Biocatalytic desulfurization of thiophenic compounds and crude oil by newly isolated bacteria

Abstract

Microorganisms possess enormous highly specific metabolic activities, which enable them to utilize and transform nearly every known chemical class present in crude oil. In this context, one of the most studied biocatalytic processes is the biodesulfurization (BDS) of thiophenic sulfur-containing compounds such as benzothiophene (BT) and dibenzothiophene (DBT) in crude oils and refinery streams. Three newly isolated bacterial strains, which were affiliated as Rhodococcus sp. strain SA11, Stenotrophomonas sp. strain SA21, and Rhodococcus sp. strain SA31, were enriched from oil contaminated soil in the presence of DBT as the sole S source. GC-FID analysis of DBT-grown cultures showed consumption of DBT, transient formation of DBT sulfone (DBTO2) and accumulation of 2-hydroxybiphenyl (2-HBP). Molecular detection of the plasmid-borne dsz operon, which codes for the DBT desulfurization activity, revealed the presence of dszA, dszB, and dszC genes. These results point to the operation of the known 4S pathway in the BDS of DBT. The maximum consumption rate of DBT was 11 μmol/g dry cell weight (DCW)/h and the maximum formation rate of 2-HBP formation was 4 μmol/g DCW/h. Inhibition of both cell growth and DBT consumption by 2-HBP was observed for all isolates but SA11 isolate was the least affected. The isolated biocatalysts desulfurized other model DBT alkylated homologs. SA11 isolate was capable of desulfurizing BT as well. Resting cells of SA11 exhibited 10% reduction in total sulfur present in heavy crude oil and 18% reduction in total sulfur present in the hexane-soluble fraction of the heavy crude oil. The capabilities of the isolated bacteria to survive and desulfurize a wide range of S compounds present in crude oil are desirable traits for the development of a robust BDS biocatalyst to upgrade crude oils and refinery streams.

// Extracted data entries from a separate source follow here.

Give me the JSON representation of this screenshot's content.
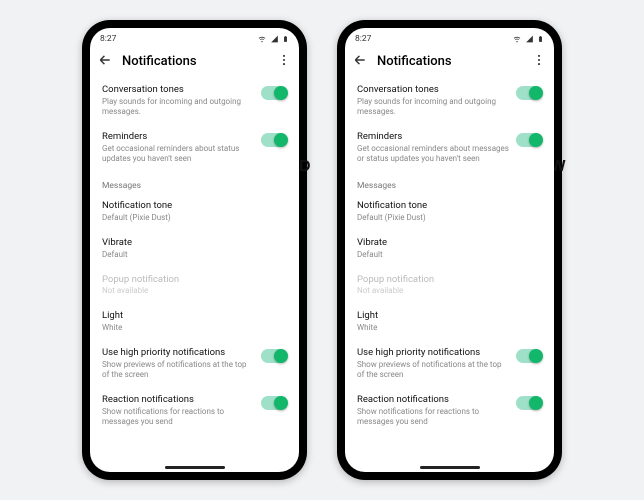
{
  "status_time": "8:27",
  "header": {
    "title": "Notifications"
  },
  "phones": [
    {
      "tag": "OLD",
      "rows": {
        "tones": {
          "title": "Conversation tones",
          "sub": "Play sounds for incoming and outgoing messages."
        },
        "reminders": {
          "title": "Reminders",
          "sub": "Get occasional reminders about status updates you haven't seen"
        },
        "section": "Messages",
        "notif_tone": {
          "title": "Notification tone",
          "sub": "Default (Pixie Dust)"
        },
        "vibrate": {
          "title": "Vibrate",
          "sub": "Default"
        },
        "popup": {
          "title": "Popup notification",
          "sub": "Not available"
        },
        "light": {
          "title": "Light",
          "sub": "White"
        },
        "high_prio": {
          "title": "Use high priority notifications",
          "sub": "Show previews of notifications at the top of the screen"
        },
        "reaction": {
          "title": "Reaction notifications",
          "sub": "Show notifications for reactions to messages you send"
        }
      }
    },
    {
      "tag": "NEW",
      "rows": {
        "tones": {
          "title": "Conversation tones",
          "sub": "Play sounds for incoming and outgoing messages."
        },
        "reminders": {
          "title": "Reminders",
          "sub": "Get occasional reminders about messages or status updates you haven't seen"
        },
        "section": "Messages",
        "notif_tone": {
          "title": "Notification tone",
          "sub": "Default (Pixie Dust)"
        },
        "vibrate": {
          "title": "Vibrate",
          "sub": "Default"
        },
        "popup": {
          "title": "Popup notification",
          "sub": "Not available"
        },
        "light": {
          "title": "Light",
          "sub": "White"
        },
        "high_prio": {
          "title": "Use high priority notifications",
          "sub": "Show previews of notifications at the top of the screen"
        },
        "reaction": {
          "title": "Reaction notifications",
          "sub": "Show notifications for reactions to messages you send"
        }
      }
    }
  ]
}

Keywords: 4S pathway; bacteria; biodesulfurization; crude oil; thiophenic compounds.

FIGURE 1

Growth curves of bacterial isolates SA11 (A), SA21 (B), and SA31 (C) in CDM containing glycerol as the sole C-source and different S-sources (DBT▪, DMSO▴, and SO₄•).

FIGURE 2

Growth (▴), time course of DBT consumption (▪), and 2-HBP formation (•) by bacterial isolates SA11 (A), SA21 (B), and SA31 (C).

FIGURE 3

Viability of SA11 cells in crude oil environment compared to control cultures containing DBT. Viability is expressed as a % of cells recovered (CFU after 48 h on DBT-agar plates) from assays containing different crude oil concentrations (10–50% vol/vol) at different time intervals.

FIGURE 4

(A) Imaging of DNA fragments obtained from PCR assays of SA11 designed to amplify dszA (1.45 kb), dszC (1.25 kb), dszAB (2.5 kb), and dszAC (3.7 kb) genes, which code for the desulfurization of DBT via the 4 S pathway, (B) Organizational order of the dszABC genes in one operon in the newly isolated SA11. P, promoter.

FIGURE 5

Neighbor-joining consensus tree based on 16S rRNA gene sequence analysis showing the relationship between the strains SA11 and SA 31 and SA21 to the closest relatives in GenBank data base. The bar represents 0.1 substitutions per site and bootstrap values (indicated at the nodes) were calculated from 1000 trees.

FIGURE 6

The 4S pathway involved in desulfurization of DBT into 2-HBP and sulfite mediated by the activity of two monooxygenases (DszC, DszA), a desulfinase (DszB) and an oxidoreductase (DszD). DszC oxidizes DBT in two sequential steps forming DBTO and DBTO₂, DszA catalyzes the oxidative C-S bond cleavage in DBTO₂ forming HBPS, DszB catalyzes the conversion of HPBS into 2-HBP and sulfite (HSO₃^-). DszD delivers the reducing equivalent (FMNH₂) required for the function of DszC and DszA.